The developments nudged more Amazon customers towards the prepaid option. Today, 65 to 70% of orders placed on Amazon are prepaid, higher than the industry average of 40%, according to the company. The big shift in this direction occurred early last year when the percentage of prepaid orders hit the 60-mark, Nerurkar added.
As Amazon India now competes with Paytm and Walmart-owned Flipkart, which runs PhonePe, a robust payment business is likely to be a crucial tool for retaining customers and getting data on their spending patterns. Amazon has onboarded leading merchants like food delivery player Swiggy, ticketing portal BookMyShow, travel agency Cleartrip, and online pharmacy Netmeds, apart from covering utilities payments.

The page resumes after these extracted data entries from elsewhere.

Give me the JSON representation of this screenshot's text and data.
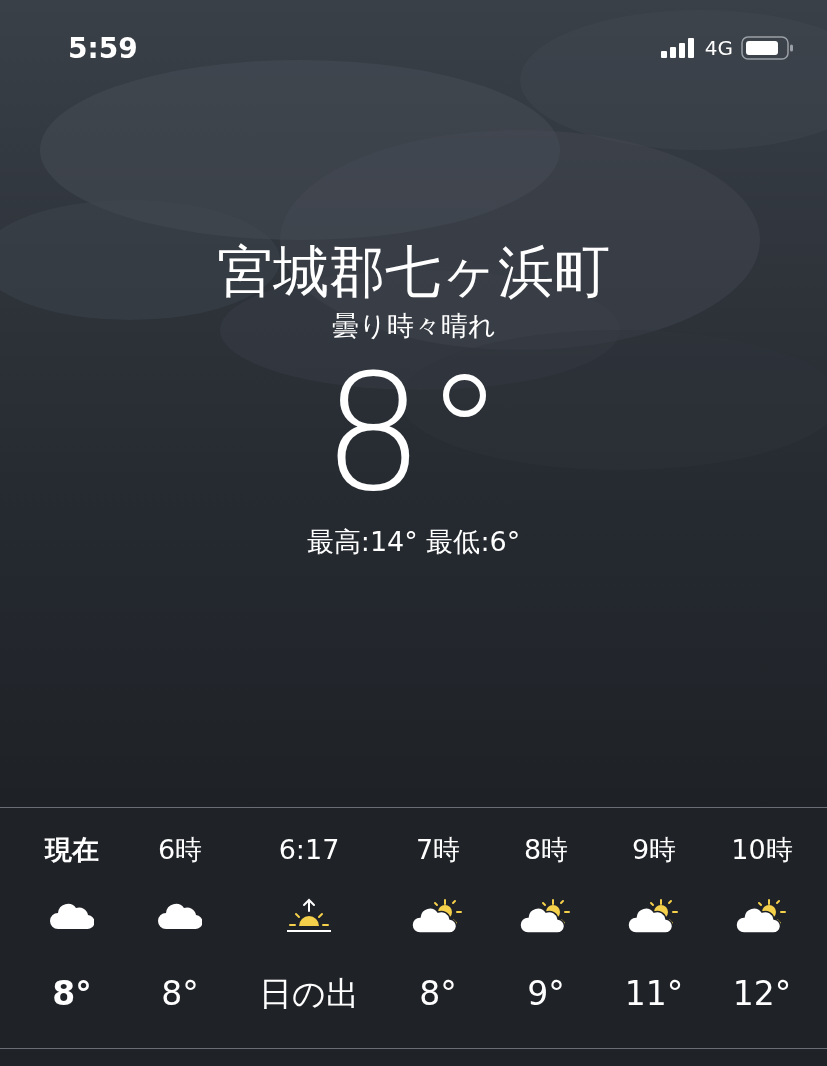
{
  "status_bar": {
    "time": "5:59",
    "network": "4G"
  },
  "location": "宮城郡七ヶ浜町",
  "condition": "曇り時々晴れ",
  "temperature": "8°",
  "high_low": "最高:14° 最低:6°",
  "hourly": [
    {
      "time": "現在",
      "kind": "cloud",
      "temp": "8°",
      "current": true
    },
    {
      "time": "6時",
      "kind": "cloud",
      "temp": "8°",
      "current": false
    },
    {
      "time": "6:17",
      "kind": "sunrise",
      "temp": "日の出",
      "current": false
    },
    {
      "time": "7時",
      "kind": "partly-sunny",
      "temp": "8°",
      "current": false
    },
    {
      "time": "8時",
      "kind": "partly-sunny",
      "temp": "9°",
      "current": false
    },
    {
      "time": "9時",
      "kind": "partly-sunny",
      "temp": "11°",
      "current": false
    },
    {
      "time": "10時",
      "kind": "partly-sunny",
      "temp": "12°",
      "current": false
    }
  ]
}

"We are seeing equal [50-50] use case of customers transacting on anchor merchant Amazon and on others [third-party merchants]," said Nerukar, who has been at the company for a decade.
Vikas Bansal, director (emerging payments), Amazon Pay, is making sure people have more payment options while buying products on the platform, lining up Amazon co-branded credit cards, instant EMIs, and now peer-topeer transactions via Unified Payments Interface.

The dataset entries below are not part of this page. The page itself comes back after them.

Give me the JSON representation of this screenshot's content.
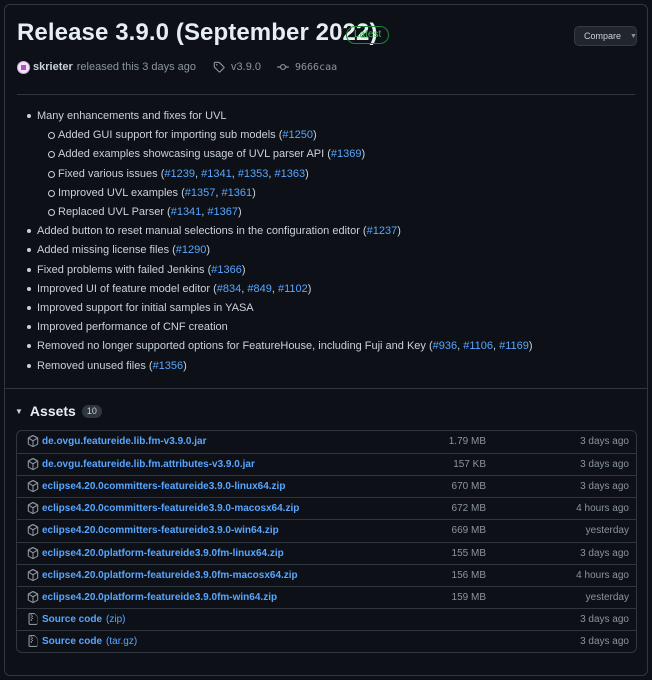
{
  "release": {
    "title": "Release 3.9.0 (September 2022)",
    "badge": "Latest",
    "compare_label": "Compare",
    "author": "skrieter",
    "released_text": "released this 3 days ago",
    "tag": "v3.9.0",
    "commit": "9666caa"
  },
  "notes": [
    {
      "level": 1,
      "text": "Many enhancements and fixes for UVL",
      "links": []
    },
    {
      "level": 2,
      "text": "Added GUI support for importing sub models (",
      "links": [
        "#1250"
      ],
      "tail": ")"
    },
    {
      "level": 2,
      "text": "Added examples showcasing usage of UVL parser API (",
      "links": [
        "#1369"
      ],
      "tail": ")"
    },
    {
      "level": 2,
      "text": "Fixed various issues (",
      "links": [
        "#1239",
        "#1341",
        "#1353",
        "#1363"
      ],
      "tail": ")"
    },
    {
      "level": 2,
      "text": "Improved UVL examples (",
      "links": [
        "#1357",
        "#1361"
      ],
      "tail": ")"
    },
    {
      "level": 2,
      "text": "Replaced UVL Parser (",
      "links": [
        "#1341",
        "#1367"
      ],
      "tail": ")"
    },
    {
      "level": 1,
      "text": "Added button to reset manual selections in the configuration editor (",
      "links": [
        "#1237"
      ],
      "tail": ")"
    },
    {
      "level": 1,
      "text": "Added missing license files (",
      "links": [
        "#1290"
      ],
      "tail": ")"
    },
    {
      "level": 1,
      "text": "Fixed problems with failed Jenkins (",
      "links": [
        "#1366"
      ],
      "tail": ")"
    },
    {
      "level": 1,
      "text": "Improved UI of feature model editor (",
      "links": [
        "#834",
        "#849",
        "#1102"
      ],
      "tail": ")"
    },
    {
      "level": 1,
      "text": "Improved support for initial samples in YASA",
      "links": []
    },
    {
      "level": 1,
      "text": "Improved performance of CNF creation",
      "links": []
    },
    {
      "level": 1,
      "text": "Removed no longer supported options for FeatureHouse, including Fuji and Key (",
      "links": [
        "#936",
        "#1106",
        "#1169"
      ],
      "tail": ")"
    },
    {
      "level": 1,
      "text": "Removed unused files (",
      "links": [
        "#1356"
      ],
      "tail": ")"
    }
  ],
  "assets": {
    "label": "Assets",
    "count": "10",
    "files": [
      {
        "name": "de.ovgu.featureide.lib.fm-v3.9.0.jar",
        "size": "1.79 MB",
        "time": "3 days ago",
        "icon": "package-icon"
      },
      {
        "name": "de.ovgu.featureide.lib.fm.attributes-v3.9.0.jar",
        "size": "157 KB",
        "time": "3 days ago",
        "icon": "package-icon"
      },
      {
        "name": "eclipse4.20.0committers-featureide3.9.0-linux64.zip",
        "size": "670 MB",
        "time": "3 days ago",
        "icon": "package-icon"
      },
      {
        "name": "eclipse4.20.0committers-featureide3.9.0-macosx64.zip",
        "size": "672 MB",
        "time": "4 hours ago",
        "icon": "package-icon"
      },
      {
        "name": "eclipse4.20.0committers-featureide3.9.0-win64.zip",
        "size": "669 MB",
        "time": "yesterday",
        "icon": "package-icon"
      },
      {
        "name": "eclipse4.20.0platform-featureide3.9.0fm-linux64.zip",
        "size": "155 MB",
        "time": "3 days ago",
        "icon": "package-icon"
      },
      {
        "name": "eclipse4.20.0platform-featureide3.9.0fm-macosx64.zip",
        "size": "156 MB",
        "time": "4 hours ago",
        "icon": "package-icon"
      },
      {
        "name": "eclipse4.20.0platform-featureide3.9.0fm-win64.zip",
        "size": "159 MB",
        "time": "yesterday",
        "icon": "package-icon"
      },
      {
        "name": "Source code",
        "format": "(zip)",
        "size": "",
        "time": "3 days ago",
        "icon": "file-zip-icon"
      },
      {
        "name": "Source code",
        "format": "(tar.gz)",
        "size": "",
        "time": "3 days ago",
        "icon": "file-zip-icon"
      }
    ]
  }
}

The idea, he said, was to serve the needs of different sets of consumers instead of looking at only select use cases. However, the focus on quality of customers continues to be strong, as Nerurkar does not have an affinity for deal hunters who switch platforms based on discounts.
"Our recent survey showed that the main reason customers are willing to share data with a company is the payments experience. Therefore, it is important for a player like Amazon to enable all payment tools. This data not only reveals shopping patterns but also helps to work with merchants accordingly on lending and product inventory," said Arnav Gupta, an analyst tracking digital payments at Forrester.
For Amazon, the more people use its payment products, the better it is for the company as this data remains within its ecosystem. "Amazon Pay is no more just a tool for easier refunds or faster payments on the marketplace. It must be spending at least $7 million to $8 million monthly. And this will rise as they focus on offline expansion," a person aware of the matter said.
Amazon is using QR codes for offline expansion; it is quietly working with its investee company ToneTag for faster payments at brick-and-mortar establishments. "You can pay at a Starbucks café or at other offline merchants from the Amazon app itself as Tone-Tag's technology gets integrated. This will remove several barriers and offer data insights into customers' spending habits," the person said.
The person added: "They [Amazon] are working with ToneTag, which enables digital payments using sound waves, across urban and non-urban markets. Soundwave technology works with feature phones; and merchant devices are cheaper than point-of-sale machines."
ToneTag co-founder Kumar Abhishek declined to comment. On the offline expansion, Nerurkar said it was still early days as the customer segment here was different from the one Amazon had served so far.
The work-in-progress strategies provide hints about Amazon's ambitions. However, there are some major hurdles. To begin with, Amazon will have to ensure that customers complete KYC requirements for their wallets. If they don't, the wallets will become unusable after September. Physical verification has not worked for Amazon. Nerurkar admitted users had found it difficult to follow the process.
Meanwhile, some believe Amazon is a late entrant in the digital payments race. "The UPI battle is between Google Pay and PhonePe, and the gap is quite wide now. It's a steep task to get close to these companies," an Amazon executive said. It also remains to be seen how Amazon's bet on wallet pays off at a time most payments players are pushing their UPI platforms to users.
For now, Nerurkar and his team can draw some inspiration from Bezos's famous line: "Your margin is my opportunity."